Connect your EKS Cluster

Sign up for a Codefresh account (or visit your existing one) and at the top of the main you will see the onboarding process which needs just 3 simple steps

  1. Enabling the hosted Runtime offering (needs to be done only once)
  2. Adding your Git provider (or using an existing one)
  3. Adding one or more clusters that will be used as deployment targets.

Starting point

Note that the deployment clusters of the last step hold only your desired applications. The ArgoCD instance that is used behind the scenes is fully managed by Codefresh (and automatically updated and secured).

Creating the hosted runtime

Navigate to Home Dashboard on left panel. First click the Install button on the top left card of the welcome wizard. The hosted runtime will be enabled in your account in a few minutes. The progress bar will also become visible so that you have more visibility in the initialization process.

Start the runtime creation process

Once the hosted runtime is enabled you will have a new runtime in your account with type “hosted”.

Hosted runtime

If you click on the runtime you will see the individual components it contains. These include enterprise versions of the Argo projects, plus extra internal components.

Runtime details

Remember that all these components are fully managed by Codefresh in an automated manner. They are shown to you for verification purposes but you don’t need to worry about maintaining them.

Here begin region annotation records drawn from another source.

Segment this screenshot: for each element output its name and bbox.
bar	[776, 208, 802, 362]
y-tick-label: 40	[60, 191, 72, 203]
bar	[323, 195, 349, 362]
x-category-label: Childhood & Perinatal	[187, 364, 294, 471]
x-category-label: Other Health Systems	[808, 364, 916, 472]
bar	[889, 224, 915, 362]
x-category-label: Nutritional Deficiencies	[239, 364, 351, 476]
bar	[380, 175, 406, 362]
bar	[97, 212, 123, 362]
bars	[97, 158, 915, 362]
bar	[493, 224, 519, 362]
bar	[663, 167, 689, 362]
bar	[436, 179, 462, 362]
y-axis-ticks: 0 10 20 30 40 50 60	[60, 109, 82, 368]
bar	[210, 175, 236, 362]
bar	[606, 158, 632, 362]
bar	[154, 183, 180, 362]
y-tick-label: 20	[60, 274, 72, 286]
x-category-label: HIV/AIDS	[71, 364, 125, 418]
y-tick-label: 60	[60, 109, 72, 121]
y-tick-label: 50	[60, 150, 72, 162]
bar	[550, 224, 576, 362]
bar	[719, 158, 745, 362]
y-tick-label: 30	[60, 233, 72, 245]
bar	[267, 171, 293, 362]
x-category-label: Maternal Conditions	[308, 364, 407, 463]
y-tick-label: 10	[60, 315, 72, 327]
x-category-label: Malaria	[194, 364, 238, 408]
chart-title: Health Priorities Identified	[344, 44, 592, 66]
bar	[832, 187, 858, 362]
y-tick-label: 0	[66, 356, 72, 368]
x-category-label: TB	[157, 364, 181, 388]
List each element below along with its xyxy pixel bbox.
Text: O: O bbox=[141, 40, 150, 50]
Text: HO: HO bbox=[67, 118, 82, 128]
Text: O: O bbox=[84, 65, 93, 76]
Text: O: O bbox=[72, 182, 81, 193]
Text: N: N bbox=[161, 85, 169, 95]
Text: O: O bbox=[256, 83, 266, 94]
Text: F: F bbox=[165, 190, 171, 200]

Connecting your Git Provider

The next step is to add a new Git provider (or use an existing one if you have one in your Codefresh accounts). One of the basic tenets of GitOps is the fact that everything should be stored in Git, including application configuration and other Argo related information.

Every action that you see in the Codefresh User interface results in a Git commit once you press the apply/save button.

Click the Connect button in the second card of the welcome wizard. Select the Git provider that will store all information for both the cluster itself as well as the applications.

Git provider

Codefresh will now show you which Git repositories it will create.

Git configuration

By default 2 repositories will be created in your account.

The first one is holding information about the runtime itself (cluster, secrets, 3rd party integrations). The second one is holding the applications that you deploy. See https://argo-cd.readthedocs.io/en/stable/operator-manual/declarative-setup/ for more information.

Note that under normal circumstances you are not expected to interact manually with these Git repositories.

Git progress

After you press the Create button a similar progress bar will appear that monitors the creation of the required Git repositories in your Git provider.

With the Git integration out of the way, we are now ready to select the destination cluster(s) for deployments.

Adding your EKS cluster as a deployment target

The last card in the welcome wizard seen on the main screen is about adding a target cluster. Choose the Connect button on the card.

Add cluster

The process of adding a target cluster is similar to Argo CD. You need the Codefresh CLI installed and a local kubeconfig.

Authenticate with the CLI if you haven’t done so already and then simply run the command shown on the screen instructions cf cluster add codefresh-hosted

Once the process is finished, you will see your cluster under Managed Clusters. You can repeat the same process with additional clusters that you want to use as deployment targets.

Added cluster

An exciting Codefresh feature is the topology view. You can find it under the Runtime screen. It presents you with a graphical representation of your infrastructure showing all your deployments clusters along with the Argo/Codefresh control plane.

Topology

You are now ready to start your first deployment.